Tout le monde travaillait chez Buguet. Tiennette Lampalaire fourbissait avec de la cendre le cuivre d'un poêlon.

—Voilà que ça brille! dit-elle. M. Agathon pourra y mirer ses oreilles pointues. Tiens! Il ressemble à une bête en marbre de chez le marquis d'Orangis, comme qui dirait une espèce d'homme qui a des pieds de bouc. Ça court les bois aux trousses des filles. Eh bien! si M. Agathon voulait être mon mari, je voudrais voir avant s'il a des pieds de chrétien.

Le lendemain tout le village était en rumeur. Le monde disait que la marquise de Pompadour avait envoyé son meilleur cuisinier pour fricoter le repas de noce.

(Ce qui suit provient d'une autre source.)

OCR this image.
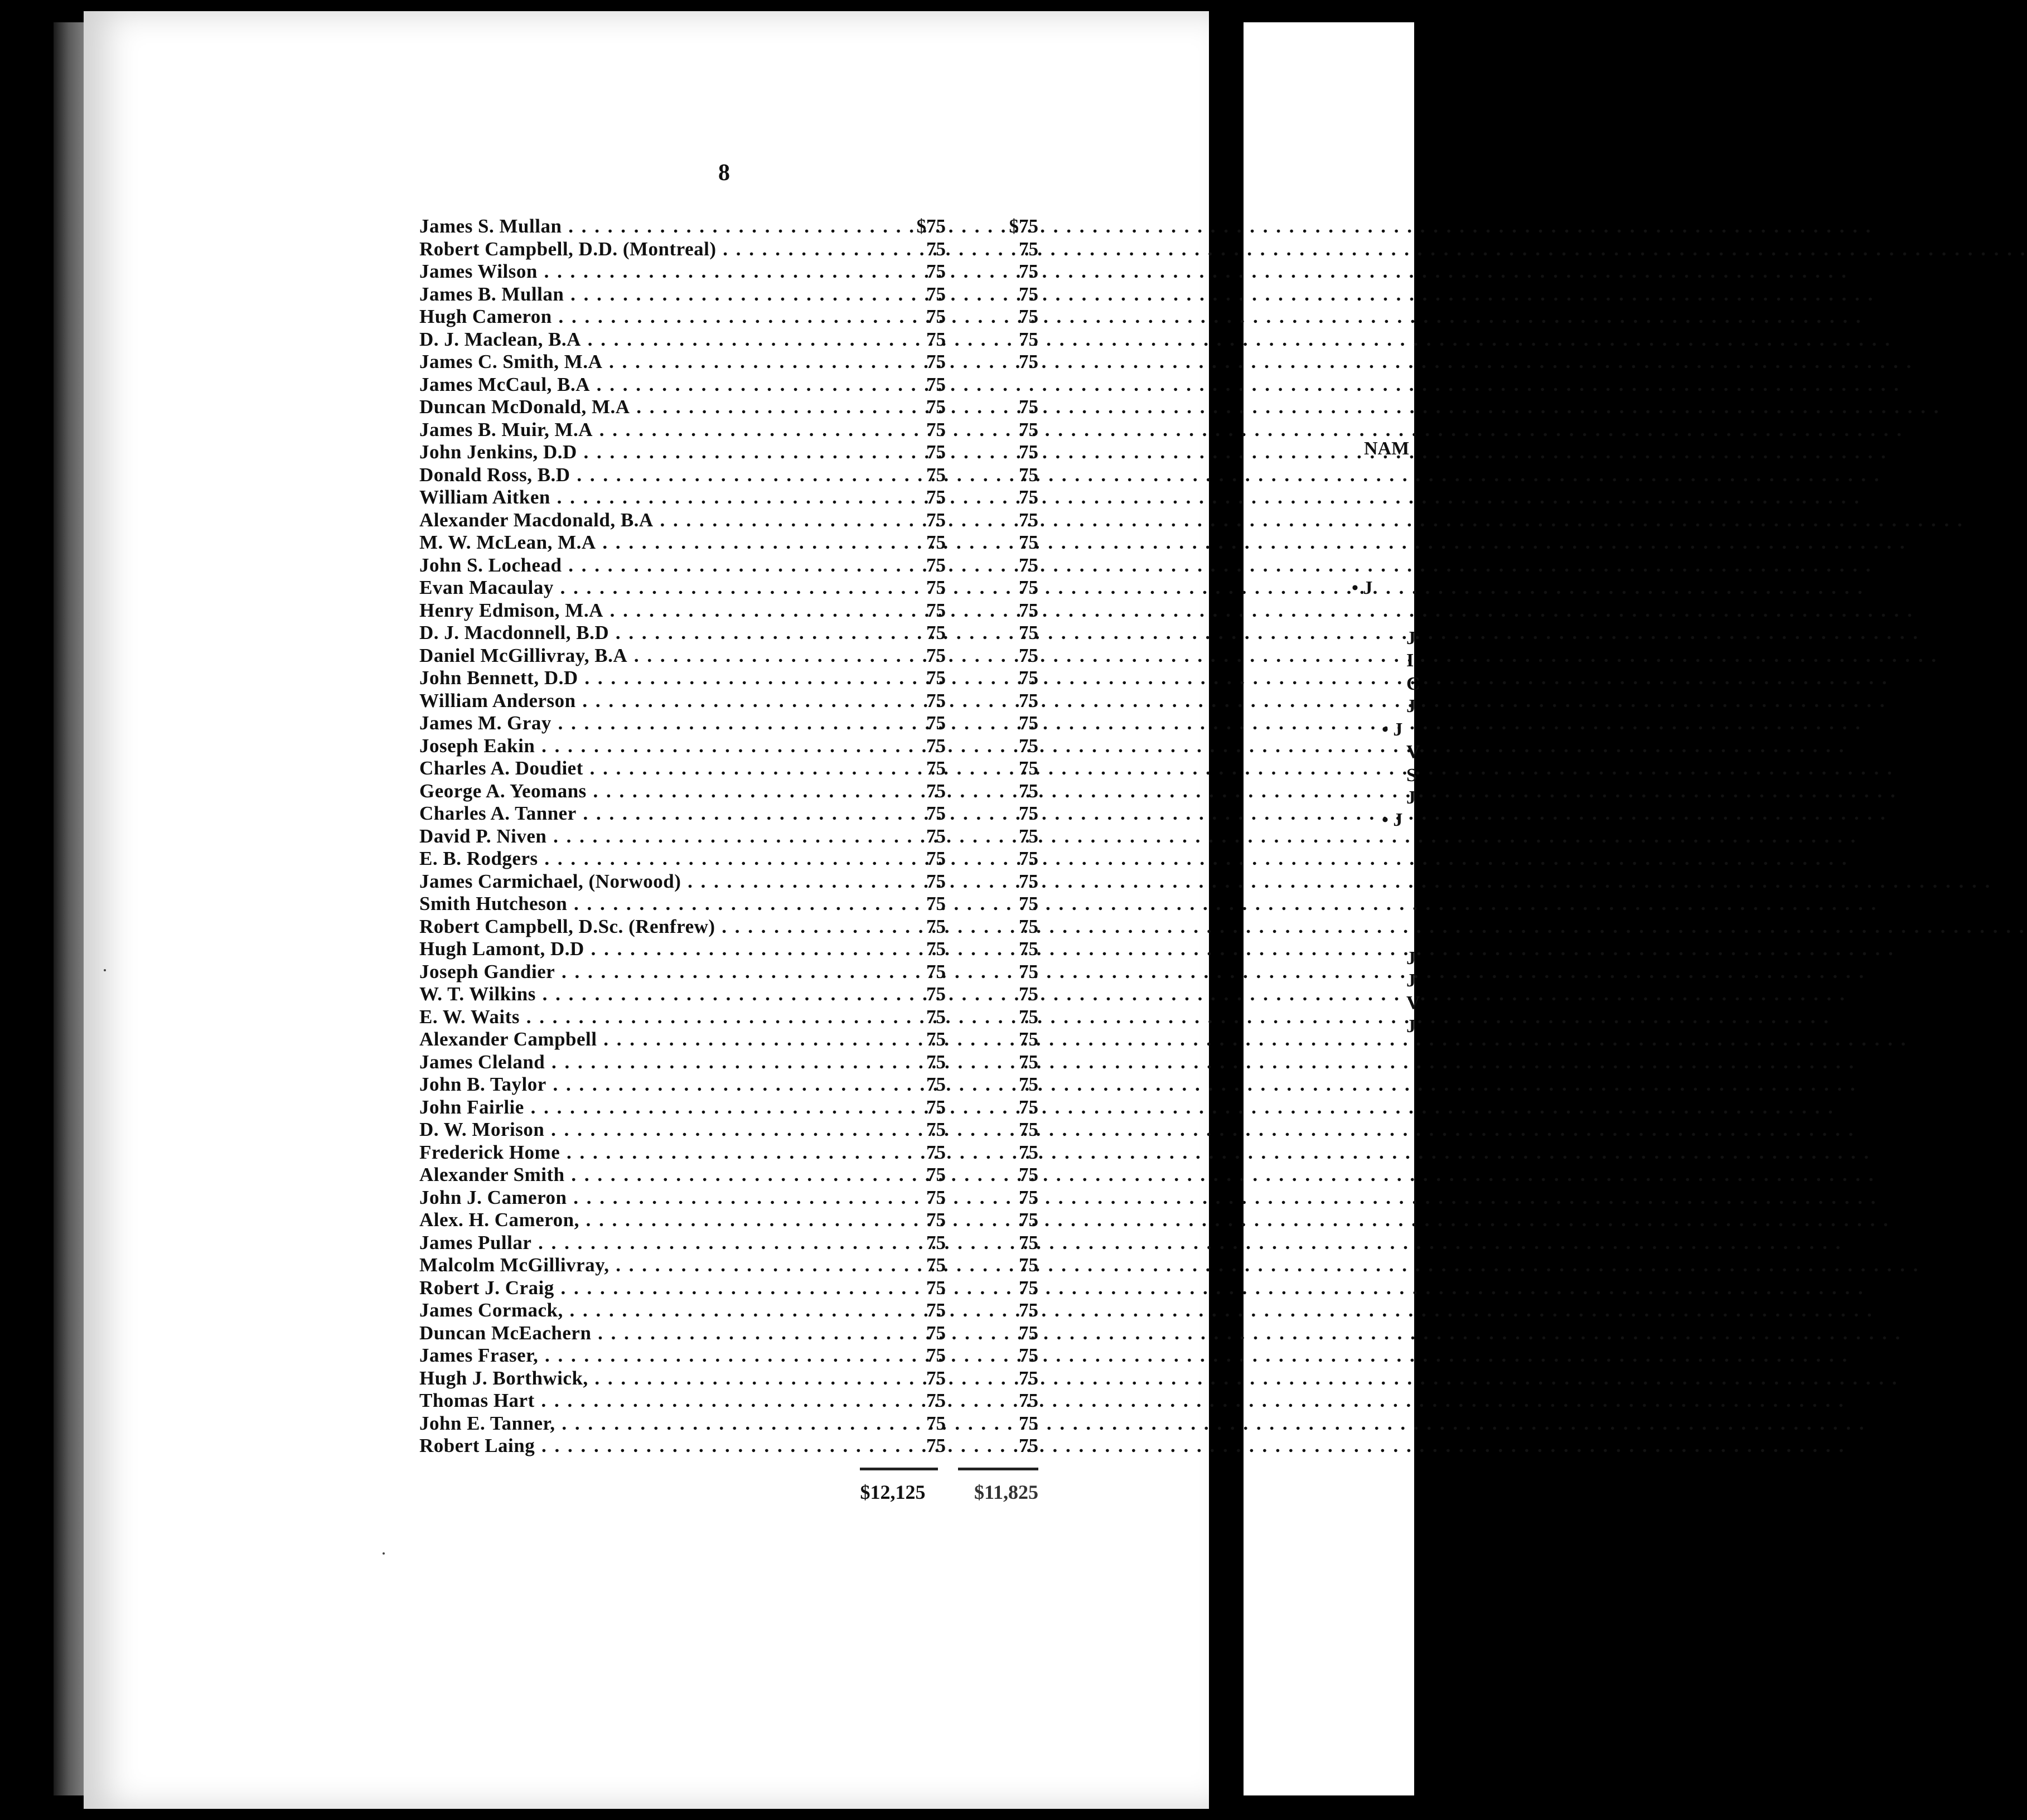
8
James S. Mullan . . .	$75	$75
Robert Campbell, D.D. (Montreal) . . .	75	75
James Wilson . . .	75	75
James B. Mullan . . .	75	75
Hugh Cameron . . .	75	75
D. J. Maclean, B.A . . .	75	75
James C. Smith, M.A . . .	75	75
James McCaul, B.A . . .	75
Duncan McDonald, M.A . . .	75	75
James B. Muir, M.A . . .	75	75
John Jenkins, D.D . . .	75	75
Donald Ross, B.D . . .	75	75
William Aitken . . .	75	75
Alexander Macdonald, B.A . . .	75	75
M. W. McLean, M.A . . .	75	75
John S. Lochead . . .	75	75
Evan Macaulay . . .	75	75
Henry Edmison, M.A . . .	75	75
D. J. Macdonnell, B.D . . .	75	75
Daniel McGillivray, B.A . . .	75	75
John Bennett, D.D . . .	75	75
William Anderson . . .	75	75
James M. Gray . . .	75	75
Joseph Eakin . . .	75	75
Charles A. Doudiet . . .	75	75
George A. Yeomans . . .	75	75
Charles A. Tanner . . .	75	75
David P. Niven . . .	75	75
E. B. Rodgers . . .	75	75
James Carmichael, (Norwood) . . .	75	75
Smith Hutcheson . . .	75	75
Robert Campbell, D.Sc. (Renfrew) . . .	75	75
Hugh Lamont, D.D . . .	75	75
Joseph Gandier . . .	75	75
W. T. Wilkins . . .	75	75
E. W. Waits . . .	75	75
Alexander Campbell . . .	75	75
James Cleland . . .	75	75
John B. Taylor . . .	75	75
John Fairlie . . .	75	75
D. W. Morison . . .	75	75
Frederick Home . . .	75	75
Alexander Smith . . .	75	75
John J. Cameron . . .	75	75
Alex. H. Cameron, . . .	75	75
James Pullar . . .	75	75
Malcolm McGillivray, . . .	75	75
Robert J. Craig . . .	75	75
James Cormack, . . .	75	75
Duncan McEachern . . .	75	75
James Fraser, . . .	75	75
Hugh J. Borthwick, . . .	75	75
Thomas Hart . . .	75	75
John E. Tanner, . . .	75	75
Robert Laing . . .	75	75
$12,125	$11,825
NAM
• J
J
I
C
J
• J
V
S
J
• J
J
J
V
J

Nicole Sansonnet, la pêcheuse d'anguilles, affirmait que c'était le même qui, à certains jours de fête, inventait pour le Roi quarante plats d'entrée, neuf rôtis, sans compter les desserts.

Le dernier béquillard quitta son escabeau pour voir au passage les élus d'un tel festin.

Il faisait un joli temps de mai. La cloche de la petite église envoyait des sons grêles aux muguets des bois voisins, aux dernières fleurs des pommiers. Des tourterelles roucoulaient dans le parc du marquis d'Orangis.

Le cortège eut peine à sortir de l'église. Tous voulaient saluer
Martine. Elle apparut aux derniers accords du petit orgue.

La mariée portait une robe de guingan bise et rose, qui faisait bien valoir son teint ému. Une fantaisie de Jasmin lui avait mis au corsage un bouquet de narcisses. Un petit bonnet blanc la coiffait.

A la maison, Piedfin effeuilla un parterre de pivoines pour en faire un chemin aux mariés. Il posa des gerbes de lys-flamme des deux côtés de la porte. Au retour de la messe, ce furent des cris d'admiration:

—On dirait que c'est fait par un ange, dit la tante Gillot.